L’utilisation du baclofène contre l’addiction à l’alcool en France reste singulière en Europe. Ailleurs, ce médicament reste très à la marge, du fait de la prudence des agences de santé face à un bénéfice parfois jugé fragile, des risques d’effets secondaires, et de l’absence d’AMM dans cette indication.
- Une recherche active : de nouveaux essais sont en cours, cherchant à mieux cibler le profil des patients répondeurs, à tester le baclofène dans d’autres usages (tabac, drogues psychostimulantes), sans résultats probants à ce jour (CNAM, 2023).
- Nécessité d’un partenariat patient-soignant : Le succès du traitement dépend largement de la motivation, du bon encadrement et de la personnalisation du suivi.
- Débat persistant : La question du bon dosage, de la durée idéale, et de la place du baclofène face aux traitements validés (acamprosate, naltrexone, disulfiram) reste au cœur de l’actualité scientifique et clinique.
Le baclofène, s’il ne représente pas une solution universelle, a constitué un espoir et une option supplémentaire pour de nombreux patients français confrontés à une impasse thérapeutique.

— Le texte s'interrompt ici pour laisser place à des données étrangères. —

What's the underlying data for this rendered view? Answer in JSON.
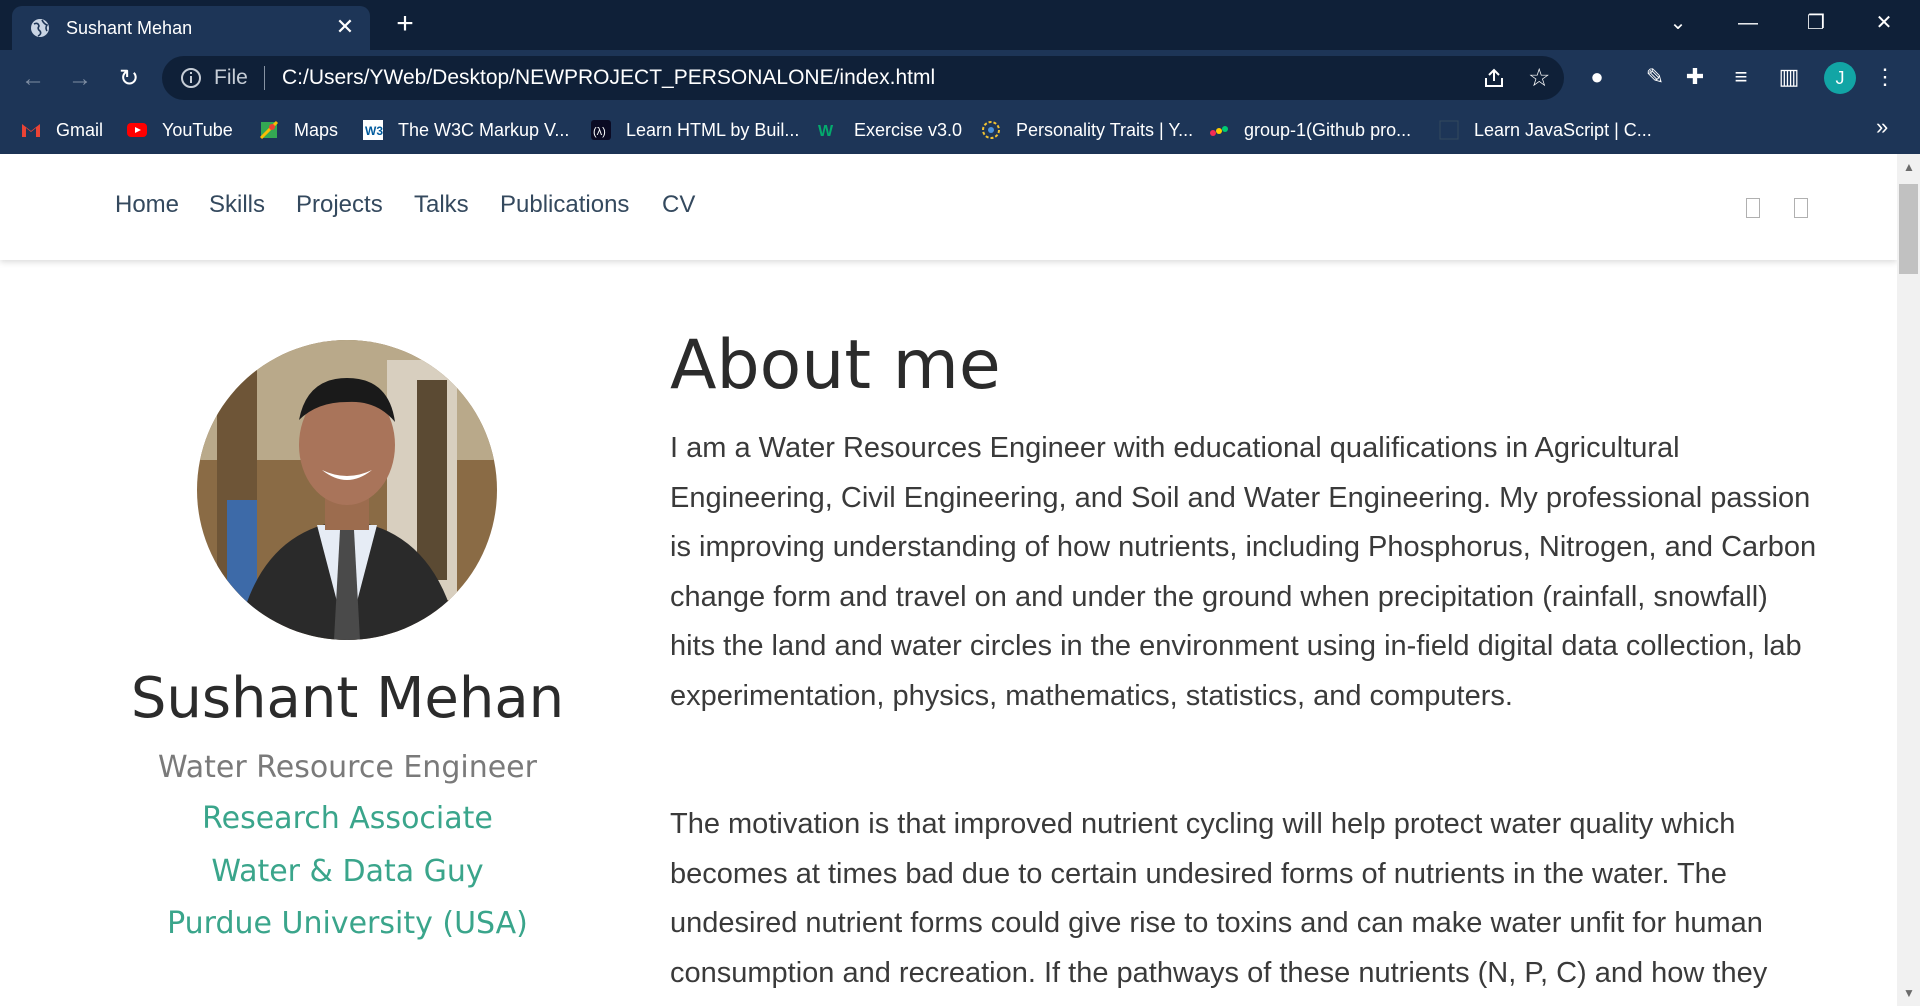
{
  "browser": {
    "tab_title": "Sushant Mehan",
    "file_label": "File",
    "url": "C:/Users/YWeb/Desktop/NEWPROJECT_PERSONALONE/index.html",
    "profile_initial": "J",
    "bookmarks": [
      {
        "label": "Gmail",
        "icon": "gmail-icon"
      },
      {
        "label": "YouTube",
        "icon": "youtube-icon"
      },
      {
        "label": "Maps",
        "icon": "maps-icon"
      },
      {
        "label": "The W3C Markup V...",
        "icon": "w3c-icon"
      },
      {
        "label": "Learn HTML by Buil...",
        "icon": "freecodecamp-icon"
      },
      {
        "label": "Exercise v3.0",
        "icon": "w3schools-icon"
      },
      {
        "label": "Personality Traits | Y...",
        "icon": "personality-icon"
      },
      {
        "label": "group-1(Github pro...",
        "icon": "monday-icon"
      },
      {
        "label": "Learn JavaScript | C...",
        "icon": "codecademy-icon"
      }
    ]
  },
  "nav": {
    "links": [
      "Home",
      "Skills",
      "Projects",
      "Talks",
      "Publications",
      "CV"
    ]
  },
  "profile": {
    "name": "Sushant Mehan",
    "role": "Water Resource Engineer",
    "affiliations": [
      "Research Associate",
      "Water & Data Guy",
      "Purdue University (USA)"
    ]
  },
  "about": {
    "heading": "About me",
    "paragraphs": [
      "I am a Water Resources Engineer with educational qualifications in Agricultural Engineering, Civil Engineering, and Soil and Water Engineering. My professional passion is improving understanding of how nutrients, including Phosphorus, Nitrogen, and Carbon change form and travel on and under the ground when precipitation (rainfall, snowfall) hits the land and water circles in the environment using in-field digital data collection, lab experimentation, physics, mathematics, statistics, and computers.",
      "The motivation is that improved nutrient cycling will help protect water quality which becomes at times bad due to certain undesired forms of nutrients in the water. The undesired nutrient forms could give rise to toxins and can make water unfit for human consumption and recreation. If the pathways of these nutrients (N, P, C) and how they"
    ]
  },
  "colors": {
    "accent": "#3aa58b",
    "chrome_bg": "#1d3557",
    "tabstrip_bg": "#0f2038"
  }
}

Ce médicament, loin du miracle annoncé par certains, a permis de faire évoluer la vision des addictions : il est désormais admis que la biochimie cérébrale joue un rôle essentiel, aux côtés des déterminants sociaux et psychologiques.
Pour tous ceux qui s’interrogent sur la place du baclofène dans leur parcours, le dialogue ouvert avec les soignants, des attentes réalistes et un suivi rigoureux sont les meilleurs garants d’un usage bénéfique et sécurisé.
- Sources principales : ANSM, OFDT, HAS, CNAM, étude Bacloville (2018), étude Alpadir (2017), Le Lancet, rapport HAS sur la prise en charge de l’alcoolo-dépendance, rapport EpiBACLO (2017), AddictAide.